Modus ständiger Anspannung

Die Behörden der Region verzeichnen eine beispiellose Dichte der Angriffe. Der Feind setzt kombinierte Angriffsmethoden ein und nutzt sowohl Langstreckenraketen als auch Kampfdrohnen verschiedener Typen. Aufgrund dieser Intensität der Beschüsse wird im Gebiet mindestens 10 Mal täglich Luftalarm ausgelöst. Für die Bewohner bedeutet dies, dass das Leben in ständiger Erwartung der Sirene und der Notwendigkeit, Schutz zu suchen, verläuft.

Tragische Folgen

Der Preis für diese Eskalation wird in menschlichen Leben gemessen. Allein in den letzten Wochen sind infolge russischer Angriffe im Gebiet Odessa 18 Menschen ums Leben gekommen. Weitere 69 Einwohner erlitten Verletzungen unterschiedlicher Schwere. Zu den Verletzten gehören auch Kinder – sechs Minderjährige landeten nach den Angriffen im Krankenhaus.

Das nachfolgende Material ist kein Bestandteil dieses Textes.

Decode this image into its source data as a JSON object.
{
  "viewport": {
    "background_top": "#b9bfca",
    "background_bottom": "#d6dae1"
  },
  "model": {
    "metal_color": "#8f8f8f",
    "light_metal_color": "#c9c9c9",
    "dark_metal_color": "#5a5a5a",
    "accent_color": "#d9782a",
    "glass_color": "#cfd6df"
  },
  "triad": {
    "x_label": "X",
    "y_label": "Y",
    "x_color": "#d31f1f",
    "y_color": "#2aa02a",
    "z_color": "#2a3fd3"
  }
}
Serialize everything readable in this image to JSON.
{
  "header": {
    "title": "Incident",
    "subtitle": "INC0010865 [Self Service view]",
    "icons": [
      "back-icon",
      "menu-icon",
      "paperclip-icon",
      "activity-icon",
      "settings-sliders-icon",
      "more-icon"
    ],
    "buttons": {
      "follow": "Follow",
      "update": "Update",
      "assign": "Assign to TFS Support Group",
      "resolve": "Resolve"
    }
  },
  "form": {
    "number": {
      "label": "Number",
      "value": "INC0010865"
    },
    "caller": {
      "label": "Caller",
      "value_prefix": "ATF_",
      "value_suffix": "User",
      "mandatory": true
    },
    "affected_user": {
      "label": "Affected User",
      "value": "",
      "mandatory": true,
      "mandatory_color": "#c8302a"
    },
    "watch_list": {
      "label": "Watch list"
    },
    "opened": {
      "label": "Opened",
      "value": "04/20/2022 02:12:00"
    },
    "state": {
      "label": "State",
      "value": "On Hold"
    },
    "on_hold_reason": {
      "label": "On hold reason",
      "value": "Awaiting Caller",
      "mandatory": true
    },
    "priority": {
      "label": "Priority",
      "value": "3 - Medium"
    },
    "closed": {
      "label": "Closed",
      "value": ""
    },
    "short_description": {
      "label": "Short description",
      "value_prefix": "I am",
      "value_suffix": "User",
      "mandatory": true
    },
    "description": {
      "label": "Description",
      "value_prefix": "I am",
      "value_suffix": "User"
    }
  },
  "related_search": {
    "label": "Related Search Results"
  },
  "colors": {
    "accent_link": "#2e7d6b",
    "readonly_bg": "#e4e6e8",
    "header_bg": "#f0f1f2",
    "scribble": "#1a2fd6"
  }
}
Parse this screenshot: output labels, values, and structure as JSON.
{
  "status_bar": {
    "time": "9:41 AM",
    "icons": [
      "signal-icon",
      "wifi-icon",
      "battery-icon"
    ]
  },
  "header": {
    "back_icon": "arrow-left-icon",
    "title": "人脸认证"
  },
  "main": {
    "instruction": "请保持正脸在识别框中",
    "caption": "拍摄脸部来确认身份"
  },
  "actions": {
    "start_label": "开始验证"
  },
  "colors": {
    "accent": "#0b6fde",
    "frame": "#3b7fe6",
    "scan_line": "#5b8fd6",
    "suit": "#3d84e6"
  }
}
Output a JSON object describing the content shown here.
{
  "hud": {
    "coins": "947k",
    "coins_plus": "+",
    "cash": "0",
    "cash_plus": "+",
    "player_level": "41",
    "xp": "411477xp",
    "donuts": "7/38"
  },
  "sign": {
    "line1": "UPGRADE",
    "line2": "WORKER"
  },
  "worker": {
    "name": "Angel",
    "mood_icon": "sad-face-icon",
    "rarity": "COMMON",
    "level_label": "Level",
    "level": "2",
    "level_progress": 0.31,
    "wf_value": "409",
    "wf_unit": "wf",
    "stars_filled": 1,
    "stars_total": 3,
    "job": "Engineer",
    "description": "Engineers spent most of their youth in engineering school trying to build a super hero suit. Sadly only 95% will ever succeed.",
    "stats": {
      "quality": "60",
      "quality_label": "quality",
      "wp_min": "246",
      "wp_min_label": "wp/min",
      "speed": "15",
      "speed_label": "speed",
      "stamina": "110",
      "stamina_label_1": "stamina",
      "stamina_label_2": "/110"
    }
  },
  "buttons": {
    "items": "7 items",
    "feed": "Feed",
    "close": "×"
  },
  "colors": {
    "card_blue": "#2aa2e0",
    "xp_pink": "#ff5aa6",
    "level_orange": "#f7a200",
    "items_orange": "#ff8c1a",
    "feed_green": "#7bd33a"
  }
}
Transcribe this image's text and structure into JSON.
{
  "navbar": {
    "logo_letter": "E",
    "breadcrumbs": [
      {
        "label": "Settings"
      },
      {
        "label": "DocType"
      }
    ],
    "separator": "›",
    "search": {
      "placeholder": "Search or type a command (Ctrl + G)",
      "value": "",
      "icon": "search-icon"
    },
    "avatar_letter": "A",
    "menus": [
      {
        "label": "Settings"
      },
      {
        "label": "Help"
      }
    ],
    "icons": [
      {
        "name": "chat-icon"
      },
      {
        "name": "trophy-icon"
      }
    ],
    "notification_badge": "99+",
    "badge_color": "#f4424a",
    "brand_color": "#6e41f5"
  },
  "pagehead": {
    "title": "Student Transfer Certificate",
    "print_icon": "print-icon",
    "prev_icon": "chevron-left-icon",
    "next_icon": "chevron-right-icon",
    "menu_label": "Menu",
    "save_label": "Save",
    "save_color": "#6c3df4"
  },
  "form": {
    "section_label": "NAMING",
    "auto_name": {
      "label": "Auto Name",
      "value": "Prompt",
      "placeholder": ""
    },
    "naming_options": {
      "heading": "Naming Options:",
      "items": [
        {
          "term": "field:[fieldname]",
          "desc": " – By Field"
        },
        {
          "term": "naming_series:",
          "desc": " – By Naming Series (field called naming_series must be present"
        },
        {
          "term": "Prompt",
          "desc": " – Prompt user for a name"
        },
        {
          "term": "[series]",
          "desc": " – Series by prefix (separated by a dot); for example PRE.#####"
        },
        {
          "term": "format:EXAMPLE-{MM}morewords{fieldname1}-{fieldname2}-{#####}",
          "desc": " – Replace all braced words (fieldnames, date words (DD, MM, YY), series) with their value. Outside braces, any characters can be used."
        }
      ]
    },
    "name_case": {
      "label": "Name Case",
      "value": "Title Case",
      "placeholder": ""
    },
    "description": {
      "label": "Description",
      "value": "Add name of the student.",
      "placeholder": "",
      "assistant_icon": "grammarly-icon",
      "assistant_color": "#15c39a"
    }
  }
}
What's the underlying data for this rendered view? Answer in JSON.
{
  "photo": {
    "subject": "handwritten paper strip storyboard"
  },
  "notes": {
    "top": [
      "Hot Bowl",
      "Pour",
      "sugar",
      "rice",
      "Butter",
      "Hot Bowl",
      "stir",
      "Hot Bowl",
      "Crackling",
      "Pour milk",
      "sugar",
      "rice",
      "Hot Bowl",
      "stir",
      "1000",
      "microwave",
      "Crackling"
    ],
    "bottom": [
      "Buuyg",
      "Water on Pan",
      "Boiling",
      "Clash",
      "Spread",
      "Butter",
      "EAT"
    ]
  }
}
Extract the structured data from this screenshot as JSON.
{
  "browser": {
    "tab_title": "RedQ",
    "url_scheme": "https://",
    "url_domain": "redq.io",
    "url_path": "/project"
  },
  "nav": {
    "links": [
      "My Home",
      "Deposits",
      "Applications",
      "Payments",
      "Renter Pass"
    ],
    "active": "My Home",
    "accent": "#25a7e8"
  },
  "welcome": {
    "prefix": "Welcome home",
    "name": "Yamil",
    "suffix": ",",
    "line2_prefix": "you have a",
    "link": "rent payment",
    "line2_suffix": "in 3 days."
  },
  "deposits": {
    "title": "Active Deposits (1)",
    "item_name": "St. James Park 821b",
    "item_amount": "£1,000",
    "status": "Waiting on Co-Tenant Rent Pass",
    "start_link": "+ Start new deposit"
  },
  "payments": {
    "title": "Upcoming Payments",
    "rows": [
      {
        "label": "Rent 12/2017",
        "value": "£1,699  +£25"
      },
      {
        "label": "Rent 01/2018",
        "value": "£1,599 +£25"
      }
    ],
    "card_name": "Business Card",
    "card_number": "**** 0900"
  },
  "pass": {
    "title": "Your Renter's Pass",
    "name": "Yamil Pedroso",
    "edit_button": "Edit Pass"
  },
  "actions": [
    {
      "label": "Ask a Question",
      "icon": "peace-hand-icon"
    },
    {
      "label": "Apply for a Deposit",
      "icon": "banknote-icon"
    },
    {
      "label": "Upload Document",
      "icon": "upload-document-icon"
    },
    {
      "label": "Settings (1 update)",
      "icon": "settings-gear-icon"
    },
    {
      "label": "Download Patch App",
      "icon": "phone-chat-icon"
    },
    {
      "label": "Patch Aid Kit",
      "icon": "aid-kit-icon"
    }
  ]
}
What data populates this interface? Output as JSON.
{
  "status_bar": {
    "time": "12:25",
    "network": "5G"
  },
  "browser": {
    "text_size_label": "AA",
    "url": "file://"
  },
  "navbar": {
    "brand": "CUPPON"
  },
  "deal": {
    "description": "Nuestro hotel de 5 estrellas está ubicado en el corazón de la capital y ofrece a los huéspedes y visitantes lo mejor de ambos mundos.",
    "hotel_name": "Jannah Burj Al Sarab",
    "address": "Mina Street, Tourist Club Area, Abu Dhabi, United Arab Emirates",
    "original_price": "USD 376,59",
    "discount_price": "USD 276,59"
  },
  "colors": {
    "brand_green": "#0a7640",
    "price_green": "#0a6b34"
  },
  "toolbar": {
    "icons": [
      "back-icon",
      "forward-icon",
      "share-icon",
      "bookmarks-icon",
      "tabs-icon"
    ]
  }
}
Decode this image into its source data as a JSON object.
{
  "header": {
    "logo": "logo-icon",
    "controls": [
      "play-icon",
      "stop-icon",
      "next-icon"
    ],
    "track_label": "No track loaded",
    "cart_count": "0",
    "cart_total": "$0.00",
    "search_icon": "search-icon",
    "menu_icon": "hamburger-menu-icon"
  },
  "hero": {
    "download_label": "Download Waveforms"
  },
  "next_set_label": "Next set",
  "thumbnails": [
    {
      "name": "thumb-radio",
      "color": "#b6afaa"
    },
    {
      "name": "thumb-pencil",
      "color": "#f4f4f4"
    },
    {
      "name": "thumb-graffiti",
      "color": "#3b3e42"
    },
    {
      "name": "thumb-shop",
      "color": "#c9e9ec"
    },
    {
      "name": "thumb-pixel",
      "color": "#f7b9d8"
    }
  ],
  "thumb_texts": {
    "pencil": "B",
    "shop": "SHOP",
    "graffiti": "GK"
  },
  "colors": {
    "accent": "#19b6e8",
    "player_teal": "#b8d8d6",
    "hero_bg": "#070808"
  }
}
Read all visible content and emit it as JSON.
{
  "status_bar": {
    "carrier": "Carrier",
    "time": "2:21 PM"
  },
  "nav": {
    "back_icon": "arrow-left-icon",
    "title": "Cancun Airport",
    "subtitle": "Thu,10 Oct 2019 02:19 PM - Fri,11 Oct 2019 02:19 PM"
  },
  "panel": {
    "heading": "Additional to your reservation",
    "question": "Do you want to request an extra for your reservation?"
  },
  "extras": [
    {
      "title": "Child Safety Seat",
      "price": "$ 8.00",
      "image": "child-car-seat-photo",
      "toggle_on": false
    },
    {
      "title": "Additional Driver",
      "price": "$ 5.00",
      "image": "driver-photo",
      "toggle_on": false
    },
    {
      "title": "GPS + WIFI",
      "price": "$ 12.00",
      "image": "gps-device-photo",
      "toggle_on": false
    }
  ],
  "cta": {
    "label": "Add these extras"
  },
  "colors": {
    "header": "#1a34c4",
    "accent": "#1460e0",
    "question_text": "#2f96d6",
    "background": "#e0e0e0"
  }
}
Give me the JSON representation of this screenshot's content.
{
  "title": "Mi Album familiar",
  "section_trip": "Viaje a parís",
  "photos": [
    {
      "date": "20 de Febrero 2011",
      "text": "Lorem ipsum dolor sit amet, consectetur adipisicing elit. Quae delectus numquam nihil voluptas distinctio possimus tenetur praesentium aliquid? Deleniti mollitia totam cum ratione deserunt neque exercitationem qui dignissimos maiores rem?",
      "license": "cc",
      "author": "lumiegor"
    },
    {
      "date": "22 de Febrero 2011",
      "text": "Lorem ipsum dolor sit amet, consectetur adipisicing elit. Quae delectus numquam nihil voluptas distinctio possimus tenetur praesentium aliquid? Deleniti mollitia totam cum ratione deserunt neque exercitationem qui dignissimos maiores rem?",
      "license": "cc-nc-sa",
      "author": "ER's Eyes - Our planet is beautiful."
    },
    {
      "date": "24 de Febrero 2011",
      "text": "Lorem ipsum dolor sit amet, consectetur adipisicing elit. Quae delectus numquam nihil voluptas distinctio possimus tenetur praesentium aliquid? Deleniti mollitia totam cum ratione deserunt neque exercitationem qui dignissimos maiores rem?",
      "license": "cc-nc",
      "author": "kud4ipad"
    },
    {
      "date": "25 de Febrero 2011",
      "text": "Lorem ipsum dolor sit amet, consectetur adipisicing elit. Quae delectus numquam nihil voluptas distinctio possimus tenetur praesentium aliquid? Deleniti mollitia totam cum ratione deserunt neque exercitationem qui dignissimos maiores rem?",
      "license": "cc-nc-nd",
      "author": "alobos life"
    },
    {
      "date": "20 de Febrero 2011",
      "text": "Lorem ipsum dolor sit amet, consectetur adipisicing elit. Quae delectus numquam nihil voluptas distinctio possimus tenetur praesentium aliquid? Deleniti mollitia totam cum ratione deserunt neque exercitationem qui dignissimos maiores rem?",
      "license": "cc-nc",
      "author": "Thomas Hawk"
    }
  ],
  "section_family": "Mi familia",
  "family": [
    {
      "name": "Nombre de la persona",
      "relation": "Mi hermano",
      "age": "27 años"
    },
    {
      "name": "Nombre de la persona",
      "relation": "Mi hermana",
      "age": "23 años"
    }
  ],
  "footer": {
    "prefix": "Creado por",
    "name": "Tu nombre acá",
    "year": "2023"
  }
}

Besonders tragisch waren die Ereignisse in der Nacht zum 16. Juli. Bei einem Raketenangriff auf Odessa kamen zwei Menschen ums Leben. Zu den Opfern gehörte eine Frau, die sich mit ihren Kindern durch einen Park auf den Weg in einen Bunker befand. Dieser Vorfall verdeutlichte anschaulich, dass nicht nur Infrastrukturziele, sondern auch gewöhnliche Menschen, die versuchen, sich in Sicherheit zu bringen, ins Visier geraten.

Neue Ziele der Aggression

Die Angriffe gehen mit wachsender Wucht weiter. Bereits am 18. Juli verübten russische Truppen einen neuen massiven Schlag gegen die Region. Diesmal geriet ein ausländisches Handelsschiff unter Beschuss, was auf eine Ausweitung der Geografie und der Ziele der Angriffe im Süden der Ukraine hindeutet. Die Lage im Gebiet Odessa bleibt kritisch angespannt, und die Gefahr neuer Beschüsse besteht weiterhin.